Ajour raconte que son fils Yassin, âgé de sept ans, lui a dit qu'il ne pouvait pas être heureux pour cette occasion, compte tenu du nombre de personnes décédées. Elle décrit avoir acheté des vêtements pour l'Aïd pour lui et les autres avec de l'argent qu'elle avait emprunté, mais ils ont refusé de les porter.
« Nous n’aurions jamais imaginé vivre avec toute cette douleur, cette perte et cette faim », ajoute-t-elle. « Ils refusent de nous laisser vivre en paix. Même si la guerre prend fin maintenant, il nous faudra des années pour nous remettre des traumatismes que nous avons vécus. »
« Un peuple fidèle »
Pour les musulmans, le jour de l’Aïd al-Fitr représente un retour à un certain sens de la routine normale après un mois passé sans nourriture et sans eau pendant la journée.

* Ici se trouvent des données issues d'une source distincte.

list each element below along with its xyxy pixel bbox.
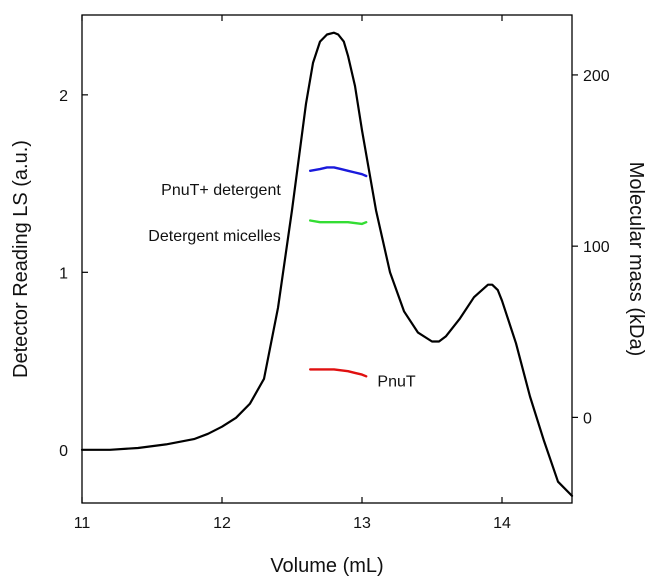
x-tick-label: 12 xyxy=(213,515,231,532)
x-tick-label: 13 xyxy=(353,515,371,532)
y2-tick-label: 200 xyxy=(583,68,610,85)
x-tick-label: 11 xyxy=(74,515,91,532)
x-tick-label: 14 xyxy=(493,515,511,532)
y2-tick-label: 100 xyxy=(583,239,610,256)
plot-frame xyxy=(81,14,573,504)
y-tick-label: 1 xyxy=(59,265,68,282)
y2-tick-label: 0 xyxy=(583,410,592,427)
annotation-label: Detergent micelles xyxy=(148,228,281,245)
y-tick-label: 2 xyxy=(59,88,68,105)
y2-axis-title: Molecular mass (kDa) xyxy=(625,162,647,356)
x-axis-title: Volume (mL) xyxy=(270,555,383,577)
pnut-detergent-line xyxy=(309,166,368,178)
y-axis-title: Detector Reading LS (a.u.) xyxy=(10,140,32,378)
annotation-label: PnuT+ detergent xyxy=(161,182,281,199)
detergent-micelles-line xyxy=(309,219,368,226)
annotation-label: PnuT xyxy=(377,374,415,391)
ls-trace-line xyxy=(80,31,574,497)
pnut-line xyxy=(309,368,368,378)
y-tick-label: 0 xyxy=(59,443,68,460)
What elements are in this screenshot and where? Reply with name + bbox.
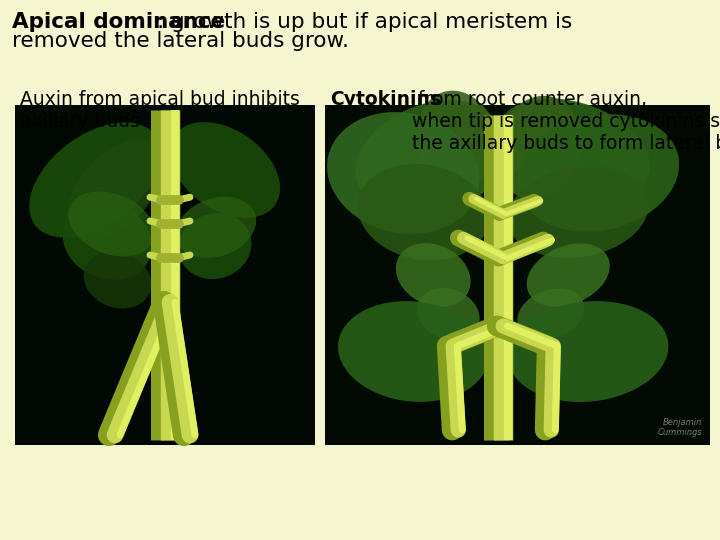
Ellipse shape [63, 202, 152, 280]
Ellipse shape [67, 139, 163, 241]
Text: Benjamin
Cummings: Benjamin Cummings [657, 417, 702, 437]
Text: Auxin from apical bud inhibits
axillary buds: Auxin from apical bud inhibits axillary … [20, 90, 300, 131]
Text: removed the lateral buds grow.: removed the lateral buds grow. [12, 31, 349, 51]
Ellipse shape [416, 91, 500, 199]
Ellipse shape [30, 123, 161, 238]
Text: from root counter auxin,
when tip is removed cytokinins stimulate
the axillary b: from root counter auxin, when tip is rem… [412, 90, 720, 153]
Ellipse shape [517, 288, 585, 340]
Ellipse shape [497, 98, 649, 201]
Ellipse shape [179, 213, 251, 279]
Ellipse shape [508, 301, 668, 402]
Bar [325, 105, 710, 445]
Ellipse shape [170, 122, 280, 218]
Ellipse shape [356, 100, 501, 210]
Bar [15, 105, 315, 445]
Ellipse shape [495, 96, 581, 199]
Ellipse shape [338, 301, 488, 402]
Text: : growth is up but if apical meristem is: : growth is up but if apical meristem is [157, 12, 572, 32]
Ellipse shape [508, 166, 649, 258]
Ellipse shape [518, 114, 679, 232]
Ellipse shape [358, 164, 489, 260]
Ellipse shape [417, 288, 480, 340]
Ellipse shape [84, 252, 151, 308]
Ellipse shape [176, 197, 256, 258]
Ellipse shape [68, 192, 155, 256]
Ellipse shape [526, 244, 610, 307]
Text: Cytokinins: Cytokinins [330, 90, 441, 109]
Ellipse shape [396, 243, 471, 307]
Ellipse shape [327, 112, 480, 234]
Text: Apical dominance: Apical dominance [12, 12, 225, 32]
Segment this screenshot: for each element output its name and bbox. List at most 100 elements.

Mais pour les Palestiniens de Gaza, la nouvelle normalité est bien plus ardue qu’une journée passée à jeûner. Il ne reste que peu de choses du monde qu'ils habitaient il y a un peu plus de six mois.
Iyad Islam, 66 ans, décrit l’Aïd comme rien de plus qu’une « consolation » après des mois de souffrance.
L'armée israélienne a détruit les maisons de trois de ses filles, qui vivent désormais ensemble dans une petite maison exiguë.
Il y a 22 personnes au total et Islam a du mal à s'occuper de sa famille avec son maigre salaire.
« Je ne suis pas en mesure de subvenir aux besoins fondamentaux en nourriture et en vêtements de ma famille », explique-t-il à Middle East Eye.
« Les avions de l'armée d'occupation israélienne volent toujours à basse altitude, comme s'ils nous disaient qu'ils continueraient à nous tuer même pendant nos jours saints. »
Une source particulière de griefs pour les musulmans est la destruction de tous les repères de la vie « normale » à Gaza, y compris les marchés et les lieux de culte.
"Ils ont même détruit les mosquées dans lesquelles nous faisions les prières de l'Aïd", dit-il. « L’occupation tente d’effacer notre mémoire sociale, culturelle et religieuse, mais elle est impuissante, car nous sommes un peuple inébranlable. »
Pour beaucoup, cependant, la fermeté se transforme en un désespoir sans issue en vue.
MEE a demandé à Husni al-Maidana, 67 ans, ce que l’Aïd signifiait pour lui.
"L'Aïd pour moi, c'est la famille", a-t-il déclaré avant de s'effondrer en larmes et de s'excuser de la conversation.
Sa femme a expliqué qu'ils allaient voir leur fille, son mari et son gendre, qui vivent avec des milliers d'autres dans un camp de personnes déplacées. La maison de sa fille a été détruite par un missile israélien et la famille de son mari reste ensevelie sous les décombres.